A new tax rate on higher earners on say $120,000-$150,000 could be announced in the coming days.
Ms Ardern says: "We do need to make sure that we treat taxation fairly."
Capital gains tax
Labour could bring in a capital gains tax if elected - a tax on profits from a sale.
Ms Ardern has ruled it out on the family home, but that's it - a capital gains tax could mean a tax when a business is sold, when land is sold, when a business is sold or when shares are sold.
Labour won't tell voters what it will do yet - it will have a review if in Government - then do it.
Ms Ardern says: "I will be using that prerogative because I expect New Zealanders will want me to show leadership on that issue."
Ms Ardern has been sold as the 'generational warrior'. She joked that while she may not identify as a 'youth', she's 'youth adjacent'.
So, in the war between millennials and baby boomers, whose side is Ms Ardern on?
Millennials are calling for a change to the superannuation age. Prime Minister Bill English will raise it to 67 years by 2040.
But Ms Ardern has ruled out raising it raise it - ever.
Ms Ardern says: "I've already ruled it out. We're not campaigning on it. We're not looking to make any changes.
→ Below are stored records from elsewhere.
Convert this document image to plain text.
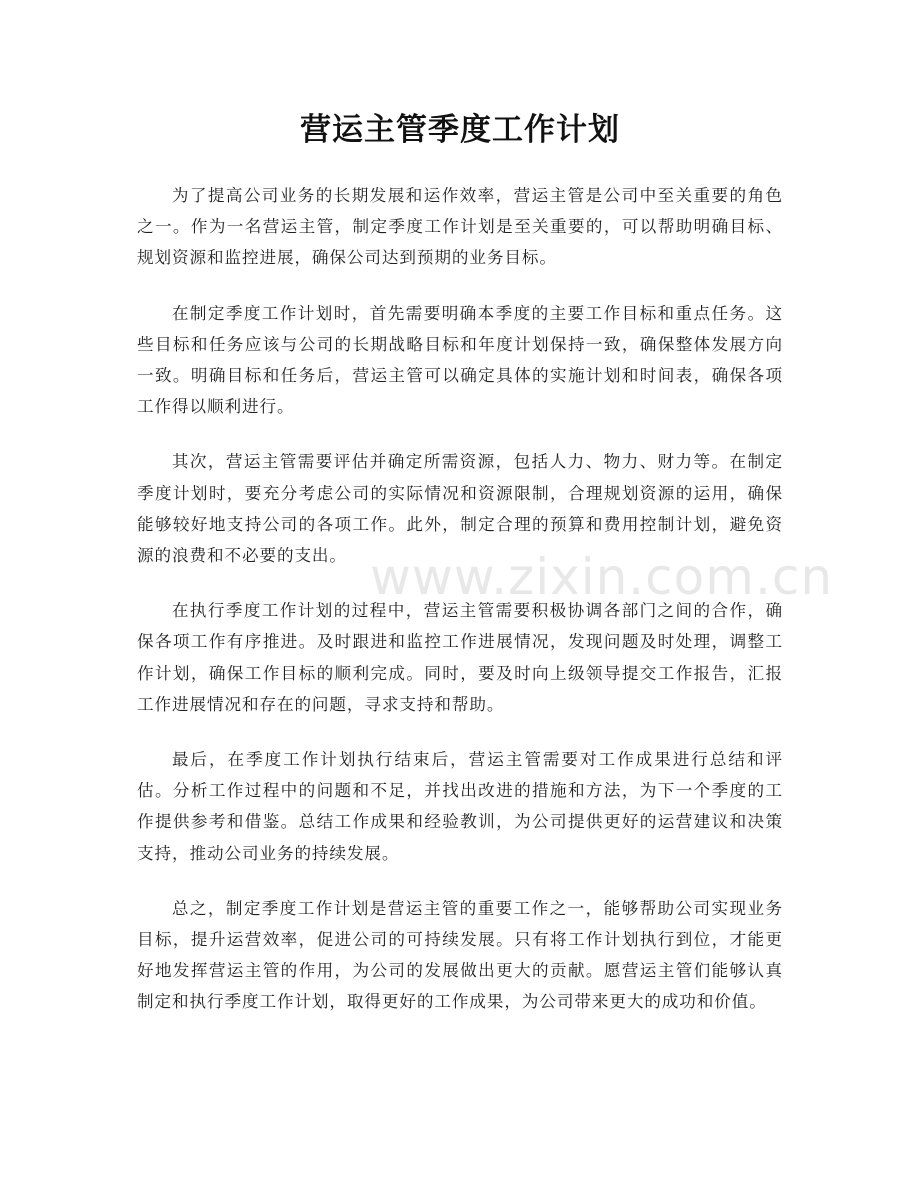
营运主管季度工作计划

为了提高公司业务的长期发展和运作效率，营运主管是公司中至关重要的角色之一。作为一名营运主管，制定季度工作计划是至关重要的，可以帮助明确目标、规划资源和监控进展，确保公司达到预期的业务目标。

在制定季度工作计划时，首先需要明确本季度的主要工作目标和重点任务。这些目标和任务应该与公司的长期战略目标和年度计划保持一致，确保整体发展方向一致。明确目标和任务后，营运主管可以确定具体的实施计划和时间表，确保各项工作得以顺利进行。

其次，营运主管需要评估并确定所需资源，包括人力、物力、财力等。在制定季度计划时，要充分考虑公司的实际情况和资源限制，合理规划资源的运用，确保能够较好地支持公司的各项工作。此外，制定合理的预算和费用控制计划，避免资源的浪费和不必要的支出。

在执行季度工作计划的过程中，营运主管需要积极协调各部门之间的合作，确保各项工作有序推进。及时跟进和监控工作进展情况，发现问题及时处理，调整工作计划，确保工作目标的顺利完成。同时，要及时向上级领导提交工作报告，汇报工作进展情况和存在的问题，寻求支持和帮助。

最后，在季度工作计划执行结束后，营运主管需要对工作成果进行总结和评估。分析工作过程中的问题和不足，并找出改进的措施和方法，为下一个季度的工作提供参考和借鉴。总结工作成果和经验教训，为公司提供更好的运营建议和决策支持，推动公司业务的持续发展。

总之，制定季度工作计划是营运主管的重要工作之一，能够帮助公司实现业务目标，提升运营效率，促进公司的可持续发展。只有将工作计划执行到位，才能更好地发挥营运主管的作用，为公司的发展做出更大的贡献。愿营运主管们能够认真制定和执行季度工作计划，取得更好的工作成果，为公司带来更大的成功和价值。

www.zixin.com.cn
It's not on our agenda."
Ardern is prepared to pull New Zealand out of the TPP.
TPP 11 is already on the table - that's 11 countries getting ready to sign a deal without Donald Trump's United States.
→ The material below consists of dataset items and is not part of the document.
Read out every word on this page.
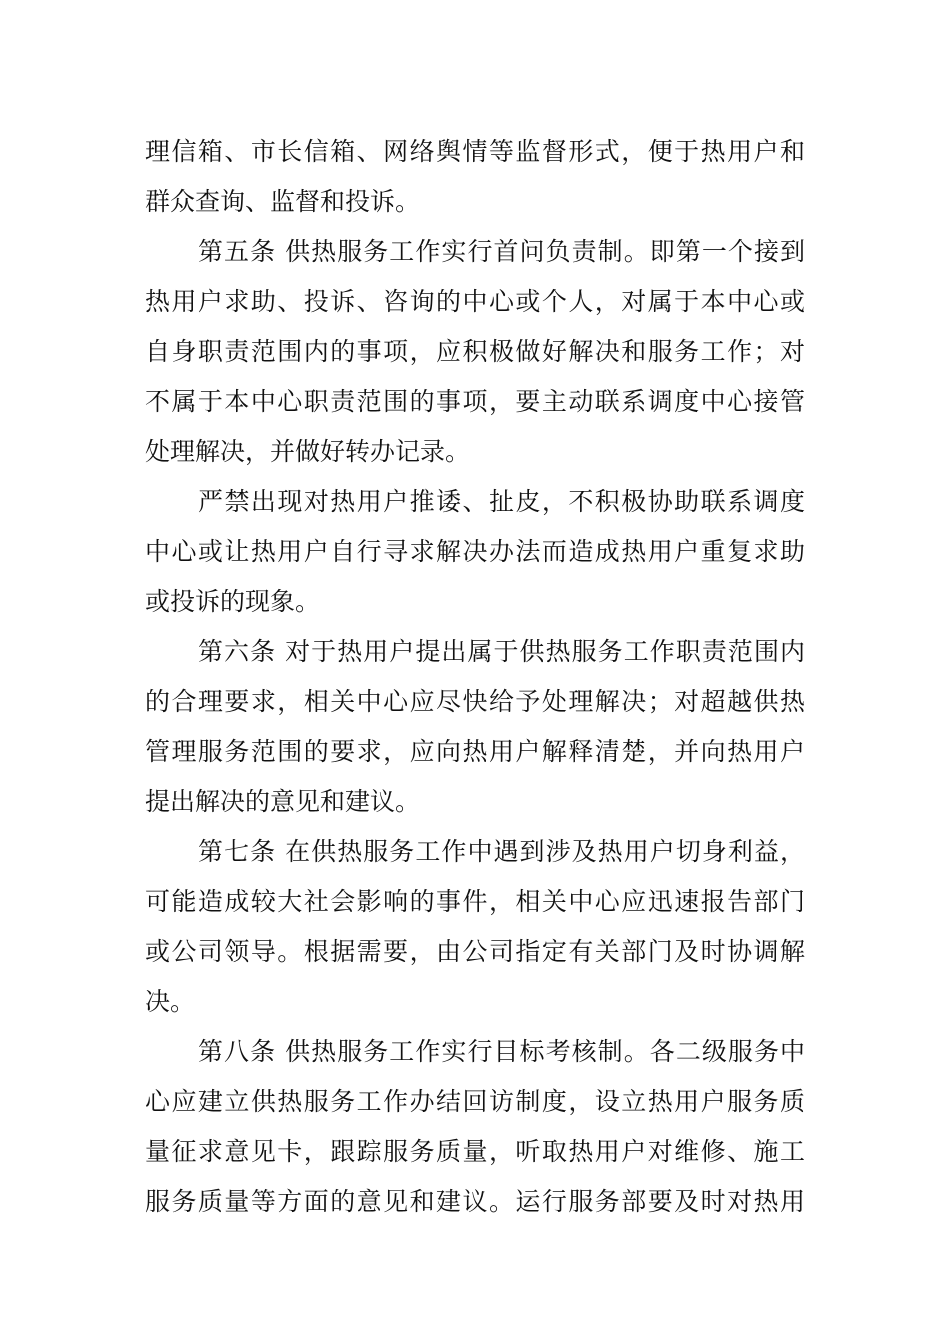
理信箱、市长信箱、网络舆情等监督形式，便于热用户和
群众查询、监督和投诉。
第五条 供热服务工作实行首问负责制。即第一个接到
热用户求助、投诉、咨询的中心或个人，对属于本中心或
自身职责范围内的事项，应积极做好解决和服务工作；对
不属于本中心职责范围的事项，要主动联系调度中心接管
处理解决，并做好转办记录。
严禁出现对热用户推诿、扯皮，不积极协助联系调度
中心或让热用户自行寻求解决办法而造成热用户重复求助
或投诉的现象。
第六条 对于热用户提出属于供热服务工作职责范围内
的合理要求，相关中心应尽快给予处理解决；对超越供热
管理服务范围的要求，应向热用户解释清楚，并向热用户
提出解决的意见和建议。
第七条 在供热服务工作中遇到涉及热用户切身利益，
可能造成较大社会影响的事件，相关中心应迅速报告部门
或公司领导。根据需要，由公司指定有关部门及时协调解
决。
第八条 供热服务工作实行目标考核制。各二级服务中
心应建立供热服务工作办结回访制度，设立热用户服务质
量征求意见卡，跟踪服务质量，听取热用户对维修、施工
服务质量等方面的意见和建议。运行服务部要及时对热用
The countries have agreed not to renegotiate because it would mess up the deal - but Ms Ardern wants to open it up again.
In a big call, Ms Ardern says if elected, she will pull out of the deal unless Labour gets a clause allowing it to ban foreign home buyers.
Ms Ardern says: "We've always made it clear that that was a bottom line for us.
"Unlike other countries, unfortunately the current Government hadn't negotiated a carve-out for us to maintain the right of domestic residents to purchase their own land and put a ban on foreign speculators, so we will try and renegotiate that."
Farmers will be hit by a water tax under Ardern.
Labour wants to charge a 'fair and affordable' royalty to large commercial users of water - including water bottling companies.
Royalties for bottled and irrigated water will be set after a consultation period, with revenue then used to clean up waterways. But farmers and horticulturalists have raised concerns about how the levies could impact on their businesses.
Ms Ardern would charge farmers for climate-change-causing emissions.
This could happen in the first term of a Labour Government.
Today Ms Ardern revealed she could charge farmers for emissions in the first term of a Labour Government by bringing agriculture into the Emissions Trading Scheme.
Ms Ardern says some industries will bear the brunt of tackling climate change more than others and Labour would develop 'relief' for those industries in the form of a financial offset.
Ms Ardern says: "We're very clear that there are some industries that will bear the brunt of dealing with climate change more than others. Agriculture is one of the areas we need to do that."
"We want to make sure, for instance, that they are only picking up 10 percent of what they're contributing, because we know that they are an industry that are facing the front-end of climate change. We need to ease the path for them. If we don’t then at some point they're going to be brought in with a sharp jolt. We don't want that.”
Ms Ardern supports legalising medicinal cannabis and expanding the access of medicinal products, but won't be drawn on how she'd deal with the wider topic of decriminalising recreational cannabis.
Ms Ardern says: "It's a conscience issue. We're not campaigning on it"
However while she wouldn't give a straight answer as to how she would cast a vote on conscience, she did give a clue.
"What I've made clear is that I would like to see us treating it as a health issue. We can do that now, and I would like to see us do that now."
"If we just dealt with these through the drug court, which I'd like to see an expansion of, we could do that without changing the law."
Having said that, it doesn't necessarily mean she'd vote for a liberalisation of our cannabis laws.
"I also don't want young people to access this drug. I do think it's harmful for our young people. I grew up in Morrinsville - I saw that first hand."